Some basic car care starts with examining the exterior. Check your tires at least every other week to make sure they are inflated properly. This should be an actual check with a tire pressure gauge, but you may also advantage from a visual check to make sure the tires appear equally and properly inflated.
Other visual checks that require almost no vehicle mechanics knowledge include the following:
- body and bumper damage, which should be monitored for insurance purposes
- leaking fluids underneath the vehicle, including oil, power and brake fluid, transmission or other fluid (air-conditioning may cause water to drip under a vehicle)
- smoke in vehicle exhaust, aside from normal diesel emissions or startup fumes
- engine or fluid warning lights, which should be promptly addressed before any further driving
Under the Hood
Of course, much of the day-to-day driving maintenance for your vehicle must occur with the hood opened and up, but that doesn’t mean you have to be a mechanic. The most important things to monitor and check regularly include the following:
- engine oil level and cleanliness
- antifreeze/coolant level (never attempt to remove radiator cap while engine is hot or warm)
- brake and power steering fluid levels
- transmission fluid
When checking fluid levels, the engine usually has containers and canisters with fill-level lines. Make sure the fluids are above the minimum line, and below the maximum line. You should also keep an eye out for any leaks or worn radiator and other tubes, which should be replaced before pushed to the point of bursting.
Other things to be watchful for in and around the engine include loose electrical or tube connections, worn or exposed wires, and loose or warped belts, which should be promptly replaced. Belt replacement is somewhat difficult for some motorists, but is a relatively simple and inexpensive fix at a service station, so it may be worth the trip to your mechanic to get the right belt installed correctly.

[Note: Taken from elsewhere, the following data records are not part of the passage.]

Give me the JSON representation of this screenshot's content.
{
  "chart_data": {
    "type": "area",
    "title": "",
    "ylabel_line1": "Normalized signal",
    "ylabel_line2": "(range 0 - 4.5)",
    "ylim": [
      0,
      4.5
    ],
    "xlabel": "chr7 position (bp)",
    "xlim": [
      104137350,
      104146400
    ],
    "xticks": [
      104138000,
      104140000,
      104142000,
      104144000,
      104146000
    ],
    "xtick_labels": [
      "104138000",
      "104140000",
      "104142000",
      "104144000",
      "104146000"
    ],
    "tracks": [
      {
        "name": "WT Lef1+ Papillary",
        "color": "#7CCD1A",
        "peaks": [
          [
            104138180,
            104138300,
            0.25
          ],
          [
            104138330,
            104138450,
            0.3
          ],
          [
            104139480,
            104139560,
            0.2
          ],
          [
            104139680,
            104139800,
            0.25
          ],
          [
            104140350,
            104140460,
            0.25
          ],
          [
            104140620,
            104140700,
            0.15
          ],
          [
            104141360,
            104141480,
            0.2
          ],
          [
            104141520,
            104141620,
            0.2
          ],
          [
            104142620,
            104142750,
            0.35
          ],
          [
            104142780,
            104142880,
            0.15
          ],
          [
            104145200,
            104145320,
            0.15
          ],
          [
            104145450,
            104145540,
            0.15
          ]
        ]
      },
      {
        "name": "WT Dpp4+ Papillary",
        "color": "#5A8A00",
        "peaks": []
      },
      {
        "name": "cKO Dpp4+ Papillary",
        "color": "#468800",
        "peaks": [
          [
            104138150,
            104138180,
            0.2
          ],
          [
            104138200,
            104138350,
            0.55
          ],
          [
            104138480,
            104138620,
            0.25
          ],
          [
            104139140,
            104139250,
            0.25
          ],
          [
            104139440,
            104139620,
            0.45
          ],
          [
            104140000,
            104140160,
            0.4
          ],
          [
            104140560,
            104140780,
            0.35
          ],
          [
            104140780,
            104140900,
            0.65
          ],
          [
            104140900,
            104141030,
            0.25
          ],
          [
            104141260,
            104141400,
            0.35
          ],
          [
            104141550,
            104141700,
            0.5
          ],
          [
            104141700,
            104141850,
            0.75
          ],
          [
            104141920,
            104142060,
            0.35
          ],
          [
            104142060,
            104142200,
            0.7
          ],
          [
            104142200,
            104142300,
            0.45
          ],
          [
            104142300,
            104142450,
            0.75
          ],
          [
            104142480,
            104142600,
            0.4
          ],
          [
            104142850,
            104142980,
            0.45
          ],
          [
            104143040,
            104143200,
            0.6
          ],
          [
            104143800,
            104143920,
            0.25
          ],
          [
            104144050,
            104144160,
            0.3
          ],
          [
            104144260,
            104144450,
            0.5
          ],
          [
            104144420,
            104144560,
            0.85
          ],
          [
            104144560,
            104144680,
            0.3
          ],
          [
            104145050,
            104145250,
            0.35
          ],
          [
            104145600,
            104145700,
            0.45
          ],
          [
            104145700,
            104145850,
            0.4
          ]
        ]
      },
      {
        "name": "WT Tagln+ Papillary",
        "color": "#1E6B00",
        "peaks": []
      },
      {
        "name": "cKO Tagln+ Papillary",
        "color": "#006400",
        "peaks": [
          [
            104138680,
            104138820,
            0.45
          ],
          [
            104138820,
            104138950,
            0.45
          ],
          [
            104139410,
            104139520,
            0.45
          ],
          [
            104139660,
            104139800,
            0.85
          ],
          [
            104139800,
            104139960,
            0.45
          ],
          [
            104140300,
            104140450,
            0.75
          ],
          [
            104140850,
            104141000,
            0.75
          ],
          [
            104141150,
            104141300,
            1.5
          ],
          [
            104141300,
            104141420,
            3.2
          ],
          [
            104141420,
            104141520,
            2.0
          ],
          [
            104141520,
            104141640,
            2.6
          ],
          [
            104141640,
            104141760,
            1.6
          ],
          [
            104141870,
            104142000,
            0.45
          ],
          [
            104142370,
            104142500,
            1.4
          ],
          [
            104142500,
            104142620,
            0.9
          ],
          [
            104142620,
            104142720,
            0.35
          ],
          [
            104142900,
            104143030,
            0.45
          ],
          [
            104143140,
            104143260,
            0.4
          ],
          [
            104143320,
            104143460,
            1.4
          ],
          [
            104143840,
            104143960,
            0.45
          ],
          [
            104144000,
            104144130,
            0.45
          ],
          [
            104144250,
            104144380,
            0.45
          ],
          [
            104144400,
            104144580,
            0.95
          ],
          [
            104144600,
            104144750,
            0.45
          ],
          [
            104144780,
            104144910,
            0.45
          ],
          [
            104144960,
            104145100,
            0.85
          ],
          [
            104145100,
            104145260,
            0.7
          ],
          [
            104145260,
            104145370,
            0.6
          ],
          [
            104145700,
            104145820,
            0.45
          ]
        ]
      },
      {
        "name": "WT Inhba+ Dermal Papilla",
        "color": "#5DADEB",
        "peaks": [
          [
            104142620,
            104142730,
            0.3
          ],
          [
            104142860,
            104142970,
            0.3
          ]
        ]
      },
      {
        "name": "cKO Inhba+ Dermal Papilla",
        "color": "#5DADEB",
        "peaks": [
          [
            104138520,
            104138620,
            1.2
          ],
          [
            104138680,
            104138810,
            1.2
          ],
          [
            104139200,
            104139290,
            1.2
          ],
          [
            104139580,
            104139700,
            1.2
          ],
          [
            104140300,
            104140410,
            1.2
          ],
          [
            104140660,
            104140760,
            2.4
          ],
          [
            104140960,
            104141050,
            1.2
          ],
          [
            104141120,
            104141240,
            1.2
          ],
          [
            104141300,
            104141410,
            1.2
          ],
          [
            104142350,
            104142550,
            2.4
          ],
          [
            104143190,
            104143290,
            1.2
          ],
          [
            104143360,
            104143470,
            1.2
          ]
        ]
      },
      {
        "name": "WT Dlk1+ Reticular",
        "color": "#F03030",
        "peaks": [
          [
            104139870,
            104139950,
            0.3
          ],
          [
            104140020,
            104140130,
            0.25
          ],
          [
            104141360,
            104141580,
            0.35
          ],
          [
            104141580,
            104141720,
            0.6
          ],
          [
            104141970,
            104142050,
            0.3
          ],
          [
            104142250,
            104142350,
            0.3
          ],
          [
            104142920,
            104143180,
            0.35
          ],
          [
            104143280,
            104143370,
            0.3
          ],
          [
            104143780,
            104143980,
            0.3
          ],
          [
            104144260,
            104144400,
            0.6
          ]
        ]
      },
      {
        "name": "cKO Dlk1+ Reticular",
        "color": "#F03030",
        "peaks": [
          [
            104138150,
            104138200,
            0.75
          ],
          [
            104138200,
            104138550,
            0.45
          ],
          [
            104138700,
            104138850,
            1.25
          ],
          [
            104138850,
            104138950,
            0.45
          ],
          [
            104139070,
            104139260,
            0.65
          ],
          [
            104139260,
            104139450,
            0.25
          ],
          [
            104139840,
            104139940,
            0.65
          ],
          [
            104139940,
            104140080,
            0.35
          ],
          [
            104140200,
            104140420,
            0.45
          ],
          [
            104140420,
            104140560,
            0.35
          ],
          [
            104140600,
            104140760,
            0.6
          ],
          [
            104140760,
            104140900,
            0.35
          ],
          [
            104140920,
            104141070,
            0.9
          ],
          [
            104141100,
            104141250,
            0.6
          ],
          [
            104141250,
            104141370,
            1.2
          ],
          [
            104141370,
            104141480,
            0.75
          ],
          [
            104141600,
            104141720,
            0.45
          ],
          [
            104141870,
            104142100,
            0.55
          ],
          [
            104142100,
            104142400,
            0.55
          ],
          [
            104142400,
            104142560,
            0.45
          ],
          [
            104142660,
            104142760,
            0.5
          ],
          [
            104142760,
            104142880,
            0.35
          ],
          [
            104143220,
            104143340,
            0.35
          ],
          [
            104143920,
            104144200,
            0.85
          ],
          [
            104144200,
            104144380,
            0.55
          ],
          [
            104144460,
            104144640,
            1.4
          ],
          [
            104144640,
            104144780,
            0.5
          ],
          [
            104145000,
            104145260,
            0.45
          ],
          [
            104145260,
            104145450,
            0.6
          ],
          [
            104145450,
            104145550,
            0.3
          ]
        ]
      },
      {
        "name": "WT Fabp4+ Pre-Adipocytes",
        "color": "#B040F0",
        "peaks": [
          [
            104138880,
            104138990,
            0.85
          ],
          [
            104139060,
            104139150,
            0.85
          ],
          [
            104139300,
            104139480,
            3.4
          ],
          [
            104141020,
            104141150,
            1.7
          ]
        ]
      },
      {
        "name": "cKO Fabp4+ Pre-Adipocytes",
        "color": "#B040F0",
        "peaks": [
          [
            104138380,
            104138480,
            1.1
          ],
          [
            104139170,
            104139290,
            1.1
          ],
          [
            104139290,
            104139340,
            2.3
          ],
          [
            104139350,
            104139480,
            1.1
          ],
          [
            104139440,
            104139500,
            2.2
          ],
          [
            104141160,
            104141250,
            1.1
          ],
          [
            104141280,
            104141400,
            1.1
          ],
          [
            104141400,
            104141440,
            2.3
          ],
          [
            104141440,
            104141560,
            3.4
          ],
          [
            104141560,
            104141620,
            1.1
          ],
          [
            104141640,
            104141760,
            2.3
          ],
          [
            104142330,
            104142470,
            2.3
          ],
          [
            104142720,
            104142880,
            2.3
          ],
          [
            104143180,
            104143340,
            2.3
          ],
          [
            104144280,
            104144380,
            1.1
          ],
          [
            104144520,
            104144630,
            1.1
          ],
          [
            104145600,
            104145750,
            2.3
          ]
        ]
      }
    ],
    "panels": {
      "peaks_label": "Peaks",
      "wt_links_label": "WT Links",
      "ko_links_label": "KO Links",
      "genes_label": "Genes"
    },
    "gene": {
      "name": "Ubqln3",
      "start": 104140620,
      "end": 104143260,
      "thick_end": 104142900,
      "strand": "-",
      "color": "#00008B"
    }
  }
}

You should also keep an eye on your vehicle’s battery, and be aware of its age. Batteries should be replaced every five years or so, and if your battery is not getting the proper charge to easily start your car, you should have it checked. You can usually have your battery’s charge and water level checked for free at a battery replacement station. Most vehicle batteries come with comprehensive warranties, as well.
Changing the Oil
One of the most important things you can do to maintain your vehicle is to change the oil and oil filter regularly. Some mechanics recommend changing the oil every 2,000-3,000 miles, but you can safely drive further. However, you should be sure to change the oil of your vehicle, or have it changed, at least every 5,000, including a new filter.
Your oil should be relatively clean, but still have a dark color to it once it runs through your engine. You should regularly check your oil level, and maintain it between the minimum and maximum fill lines. This is why it is a good idea to have some motor oil with the vehicle so you will be able to add some if needed.
There are a variety of types of motor oil to choose from. Lighter weight oil, such as 5W-30, is typically better for colder temperatures, while heavier oil, such as 10W-40, is more suited to warmer temperatures and climates. If your vehicle smokes or uses a lot of oil, a heavier weight and synthetic blend motor oil is probably best.
Other Replacements and Maintenance
Other important components and parts of your vehicle and engine that need regular maintenance and infrequent replacement include the following:
- air filter
- headlight, turn signals, and brake lamps
- spark plugs and cables
- engine timing belt
- windshield wipers
Most engine tuneups are either actual motor work, or electrical tuneups consisting of spark plug, cable, and distributor cap replacement.
The biggest thing to remember with ongoing vehicle maintenance is to address issues promptly, including engine knocking or other noises, and do your best to try to understand what may be going on before you visit the mechanic.